Plans announced today will prompt organisations to think about where the issues lie and how best to unlock them.
EY fully supports the focus on the gender pay gap and the move to open reporting. We welcome consultation on how best to measure and report on this issue to help determine an approach that delivers real insight.
Careful consideration needs to be given to other factors at play. For example, a single pay gap figure can be distorted by the continuing challenge of getting more women into senior roles in business.
We are committed to modernising the workplace for the future and are now actively taking steps to understand the extent of the pay gap in our own organisation, the underlying causes and how best to tackle them.
It is good to see the Government taking a strong stand on gender pay, as harnessing the talents of a diverse workforce will improve the competitiveness of UK business.
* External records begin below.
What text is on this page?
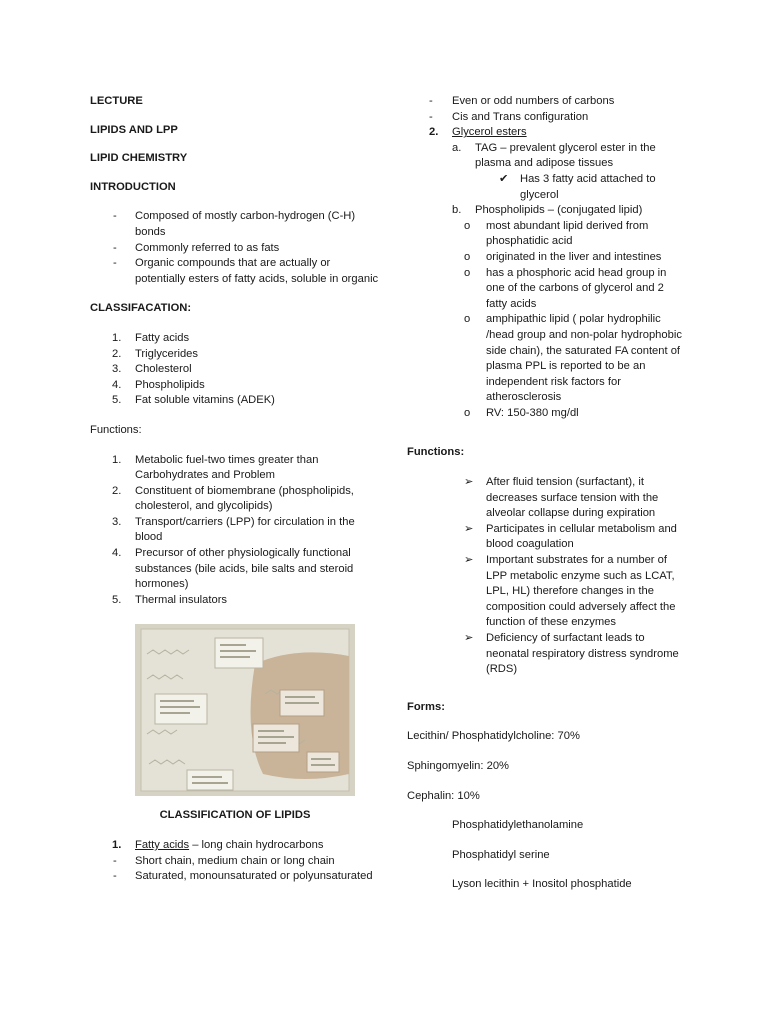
LECTURE

LIPIDS AND LPP

LIPID CHEMISTRY

INTRODUCTION

- Composed of mostly carbon-hydrogen (C-H) bonds
- Commonly referred to as fats
- Organic compounds that are actually or potentially esters of fatty acids, soluble in organic

CLASSIFACATION:

1. Fatty acids
2. Triglycerides
3. Cholesterol
4. Phospholipids
5. Fat soluble vitamins (ADEK)

Functions:

1. Metabolic fuel-two times greater than Carbohydrates and Problem
2. Constituent of biomembrane (phospholipids, cholesterol, and glycolipids)
3. Transport/carriers (LPP) for circulation in the blood
4. Precursor of other physiologically functional substances (bile acids, bile salts and steroid hormones)
5. Thermal insulators

CLASSIFICATION OF LIPIDS

1. Fatty acids – long chain hydrocarbons
- Short chain, medium chain or long chain
- Saturated, monounsaturated or polyunsaturated
- Even or odd numbers of carbons
- Cis and Trans configuration
2. Glycerol esters
a. TAG – prevalent glycerol ester in the plasma and adipose tissues
✔ Has 3 fatty acid attached to glycerol
b. Phospholipids – (conjugated lipid)
o most abundant lipid derived from phosphatidic acid
o originated in the liver and intestines
o has a phosphoric acid head group in one of the carbons of glycerol and 2 fatty acids
o amphipathic lipid ( polar hydrophilic /head group and non-polar hydrophobic side chain), the saturated FA content of plasma PPL is reported to be an independent risk factors for atherosclerosis
o RV: 150-380 mg/dl

Functions:

➢ After fluid tension (surfactant), it decreases surface tension with the alveolar collapse during expiration
➢ Participates in cellular metabolism and blood coagulation
➢ Important substrates for a number of LPP metabolic enzyme such as LCAT, LPL, HL) therefore changes in the composition could adversely affect the function of these enzymes
➢ Deficiency of surfactant leads to neonatal respiratory distress syndrome (RDS)

Forms:

Lecithin/ Phosphatidylcholine: 70%

Sphingomyelin: 20%

Cephalin: 10%

Phosphatidylethanolamine

Phosphatidyl serine

Lyson lecithin + Inositol phosphatide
NES, the UK’s diversity standard that provides businesses with a range of indicators to help them drive sustainable change, is working with companies who are looking to tackle this problem.
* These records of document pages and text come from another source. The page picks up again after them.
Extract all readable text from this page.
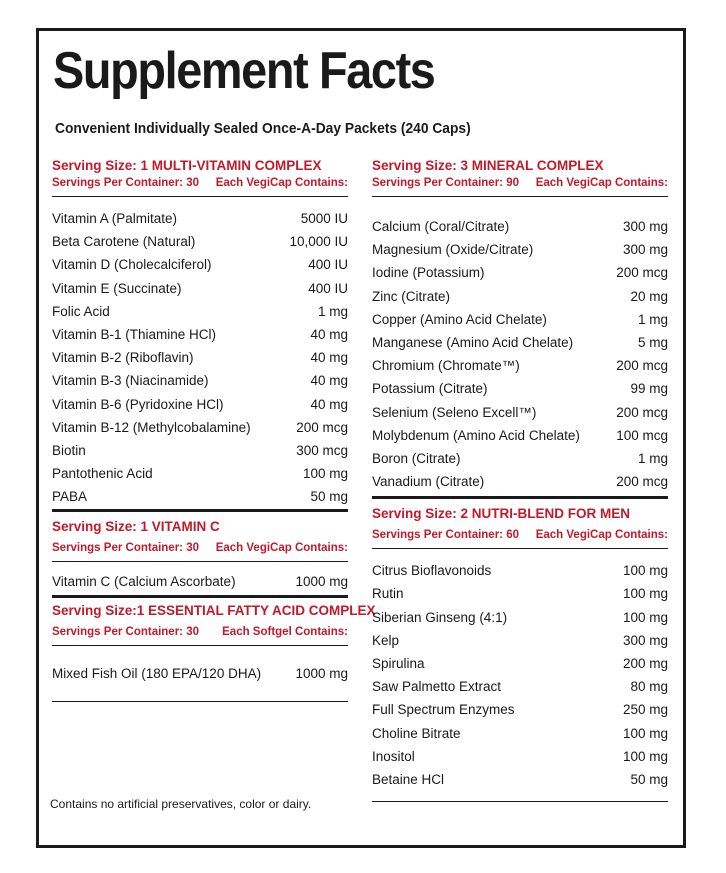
Supplement Facts
Convenient Individually Sealed Once-A-Day Packets (240 Caps)
Serving Size: 1 MULTI-VITAMIN COMPLEX
Servings Per Container: 30 Each VegiCap Contains:
Vitamin A (Palmitate)	5000 IU
Beta Carotene (Natural)	10,000 IU
Vitamin D (Cholecalciferol)	400 IU
Vitamin E (Succinate)	400 IU
Folic Acid	1 mg
Vitamin B-1 (Thiamine HCl)	40 mg
Vitamin B-2 (Riboflavin)	40 mg
Vitamin B-3 (Niacinamide)	40 mg
Vitamin B-6 (Pyridoxine HCl)	40 mg
Vitamin B-12 (Methylcobalamine)	200 mcg
Biotin	300 mcg
Pantothenic Acid	100 mg
PABA	50 mg
Serving Size: 1 VITAMIN C
Servings Per Container: 30 Each VegiCap Contains:
Vitamin C (Calcium Ascorbate)	1000 mg
Serving Size:1 ESSENTIAL FATTY ACID COMPLEX
Servings Per Container: 30 Each Softgel Contains:
Mixed Fish Oil (180 EPA/120 DHA)	1000 mg
Serving Size: 3 MINERAL COMPLEX
Servings Per Container: 90 Each VegiCap Contains:
Calcium (Coral/Citrate)	300 mg
Magnesium (Oxide/Citrate)	300 mg
Iodine (Potassium)	200 mcg
Zinc (Citrate)	20 mg
Copper (Amino Acid Chelate)	1 mg
Manganese (Amino Acid Chelate)	5 mg
Chromium (Chromate™)	200 mcg
Potassium (Citrate)	99 mg
Selenium (Seleno Excell™)	200 mcg
Molybdenum (Amino Acid Chelate)	100 mcg
Boron (Citrate)	1 mg
Vanadium (Citrate)	200 mcg
Serving Size: 2 NUTRI-BLEND FOR MEN
Servings Per Container: 60 Each VegiCap Contains:
Citrus Bioflavonoids	100 mg
Rutin	100 mg
Siberian Ginseng (4:1)	100 mg
Kelp	300 mg
Spirulina	200 mg
Saw Palmetto Extract	80 mg
Full Spectrum Enzymes	250 mg
Choline Bitrate	100 mg
Inositol	100 mg
Betaine HCl	50 mg
Contains no artificial preservatives, color or dairy.
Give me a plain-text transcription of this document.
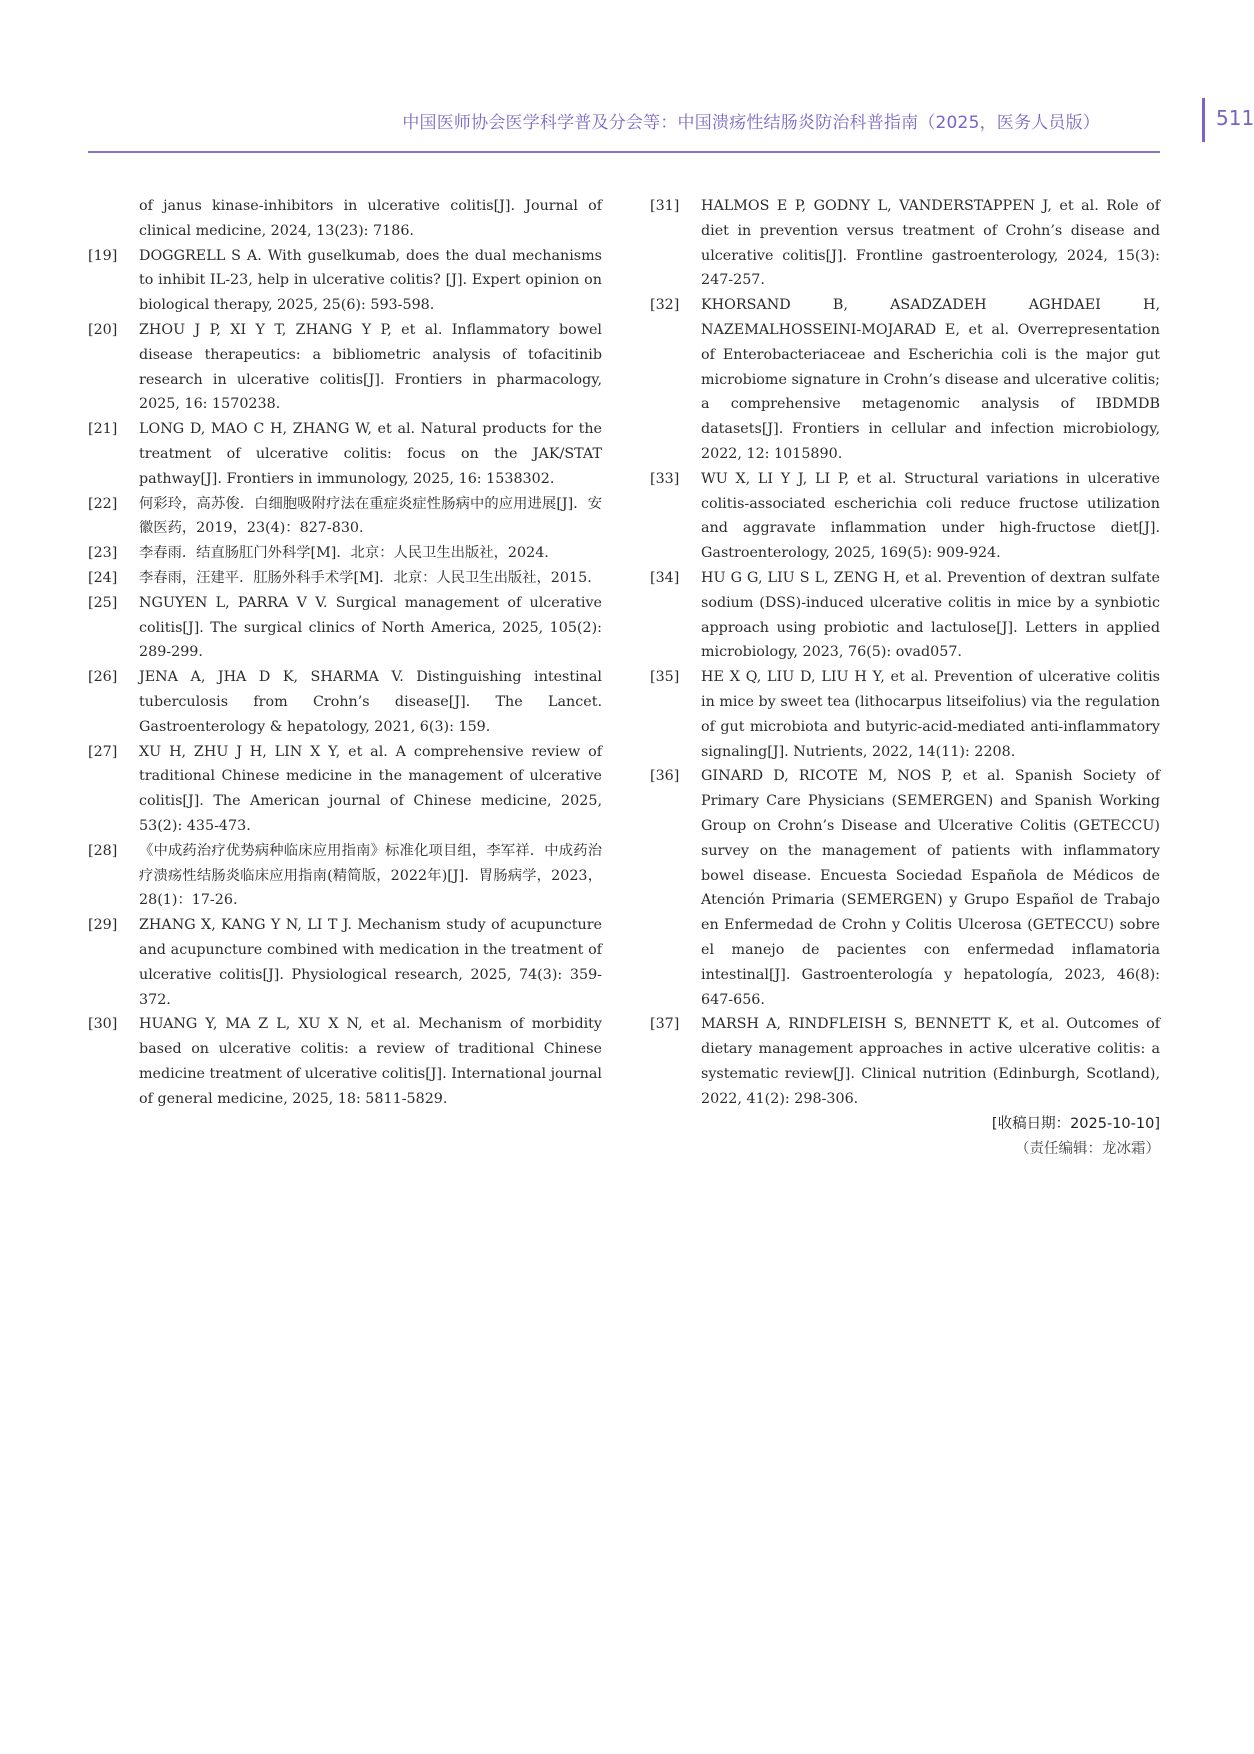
中国医师协会医学科学普及分会等：中国溃疡性结肠炎防治科普指南（2025，医务人员版）	511
of janus kinase-inhibitors in ulcerative colitis[J]. Journal of clinical medicine, 2024, 13(23): 7186.
[19] DOGGRELL S A. With guselkumab, does the dual mechanisms to inhibit IL-23, help in ulcerative colitis? [J]. Expert opinion on biological therapy, 2025, 25(6): 593-598.
[20] ZHOU J P, XI Y T, ZHANG Y P, et al. Inflammatory bowel disease therapeutics: a bibliometric analysis of tofacitinib research in ulcerative colitis[J]. Frontiers in pharmacology, 2025, 16: 1570238.
[21] LONG D, MAO C H, ZHANG W, et al. Natural products for the treatment of ulcerative colitis: focus on the JAK/STAT pathway[J]. Frontiers in immunology, 2025, 16: 1538302.
[22] 何彩玲，高苏俊．白细胞吸附疗法在重症炎症性肠病中的应用进展[J]．安徽医药，2019，23(4)：827-830.
[23] 李春雨．结直肠肛门外科学[M]．北京：人民卫生出版社，2024.
[24] 李春雨，汪建平．肛肠外科手术学[M]．北京：人民卫生出版社，2015.
[25] NGUYEN L, PARRA V V. Surgical management of ulcerative colitis[J]. The surgical clinics of North America, 2025, 105(2): 289-299.
[26] JENA A, JHA D K, SHARMA V. Distinguishing intestinal tuberculosis from Crohn’s disease[J]. The Lancet. Gastroenterology & hepatology, 2021, 6(3): 159.
[27] XU H, ZHU J H, LIN X Y, et al. A comprehensive review of traditional Chinese medicine in the management of ulcerative colitis[J]. The American journal of Chinese medicine, 2025, 53(2): 435-473.
[28] 《中成药治疗优势病种临床应用指南》标准化项目组，李军祥．中成药治疗溃疡性结肠炎临床应用指南(精简版，2022年)[J]．胃肠病学，2023，28(1)：17-26.
[29] ZHANG X, KANG Y N, LI T J. Mechanism study of acupuncture and acupuncture combined with medication in the treatment of ulcerative colitis[J]. Physiological research, 2025, 74(3): 359-372.
[30] HUANG Y, MA Z L, XU X N, et al. Mechanism of morbidity based on ulcerative colitis: a review of traditional Chinese medicine treatment of ulcerative colitis[J]. International journal of general medicine, 2025, 18: 5811-5829.
[31] HALMOS E P, GODNY L, VANDERSTAPPEN J, et al. Role of diet in prevention versus treatment of Crohn’s disease and ulcerative colitis[J]. Frontline gastroenterology, 2024, 15(3): 247-257.
[32] KHORSAND B, ASADZADEH AGHDAEI H, NAZEMALHOSSEINI-MOJARAD E, et al. Overrepresentation of Enterobacteriaceae and Escherichia coli is the major gut microbiome signature in Crohn’s disease and ulcerative colitis; a comprehensive metagenomic analysis of IBDMDB datasets[J]. Frontiers in cellular and infection microbiology, 2022, 12: 1015890.
[33] WU X, LI Y J, LI P, et al. Structural variations in ulcerative colitis-associated escherichia coli reduce fructose utilization and aggravate inflammation under high-fructose diet[J]. Gastroenterology, 2025, 169(5): 909-924.
[34] HU G G, LIU S L, ZENG H, et al. Prevention of dextran sulfate sodium (DSS)-induced ulcerative colitis in mice by a synbiotic approach using probiotic and lactulose[J]. Letters in applied microbiology, 2023, 76(5): ovad057.
[35] HE X Q, LIU D, LIU H Y, et al. Prevention of ulcerative colitis in mice by sweet tea (lithocarpus litseifolius) via the regulation of gut microbiota and butyric-acid-mediated anti-inflammatory signaling[J]. Nutrients, 2022, 14(11): 2208.
[36] GINARD D, RICOTE M, NOS P, et al. Spanish Society of Primary Care Physicians (SEMERGEN) and Spanish Working Group on Crohn’s Disease and Ulcerative Colitis (GETECCU) survey on the management of patients with inflammatory bowel disease. Encuesta Sociedad Española de Médicos de Atención Primaria (SEMERGEN) y Grupo Español de Trabajo en Enfermedad de Crohn y Colitis Ulcerosa (GETECCU) sobre el manejo de pacientes con enfermedad inflamatoria intestinal[J]. Gastroenterología y hepatología, 2023, 46(8): 647-656.
[37] MARSH A, RINDFLEISH S, BENNETT K, et al. Outcomes of dietary management approaches in active ulcerative colitis: a systematic review[J]. Clinical nutrition (Edinburgh, Scotland), 2022, 41(2): 298-306.
[收稿日期：2025-10-10]
（责任编辑：龙冰霜）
The challenge for many organisations is to embrace the business case for equality as a driver of growth, rather than seeing it as a legal requirement.
Nevertheless, despite these challenges, we believe that now is the time to fast forward the pace of change to ensure fair and equal pay.
It is encouraging to know that something concrete is being done about the gender pay gap as it is long overdue in this rapidly progressing world.
Demands for equal pay correspond with the lifestyle trends of the 21st Century, in that both men and women are more proactive and goal orientated within the working world and are consequently settling down later.
Here at CV-Library, we are progressively seeing women’s applications for senior roles, suggesting that a gender label shouldn’t be a reason for unequal pay as men and women alike have set their aspirations high in an attempt to advance within their industries.
Deloitte supports the proposals announced by the Prime Minister, to require larger companies to publish their gender pay gap data. It marks another important step towards achieving parity, both in terms of pay but also representation, at all levels within big businesses.
Deloitte’s gender pay gap stands at 17.4%, around 2.3% below the national figure. However, when looking across the organisation as a whole the pay gap between male and female employees at each grade is significantly lower, at 1.1%.
This illustrates that for Deloitte, the issue is far less about how we pay our people and more about the number of women employed at more senior grades.
We are determined to improve the retention of women within our firm and our representation of women in senior positions. We have an ambition that 25% of our partners will be women by 2020 and in June we announced the promotion of 22 new female partners.
We have also taken a number of steps to support these objectives, most recently introducing a return-to-work initiative designed to support women back into employment.
We believe that without a representative share of senior female employees average pay will never truly equalise. This is something we are working very hard to resolve.
In our view, the pay gap is as much to do with lower numbers of women in more senior roles as it is about women being paid less for the same work. Companies that are serious about improving diversity and eliminating the gender pay gap need to understand that pay is only one part of the equation.
Companies should revisit their approach to promotion and hiring as much as their pay system to ensure that women and men should be represented more equally in all job functions and levels.
To make this happen effectively the business needs to have a proper culture of diversity and inclusion. For too long these different elements of the business have not worked close enough together for this one aim. We hope the Government’s statement will galvanise businesses and their HR departments into action.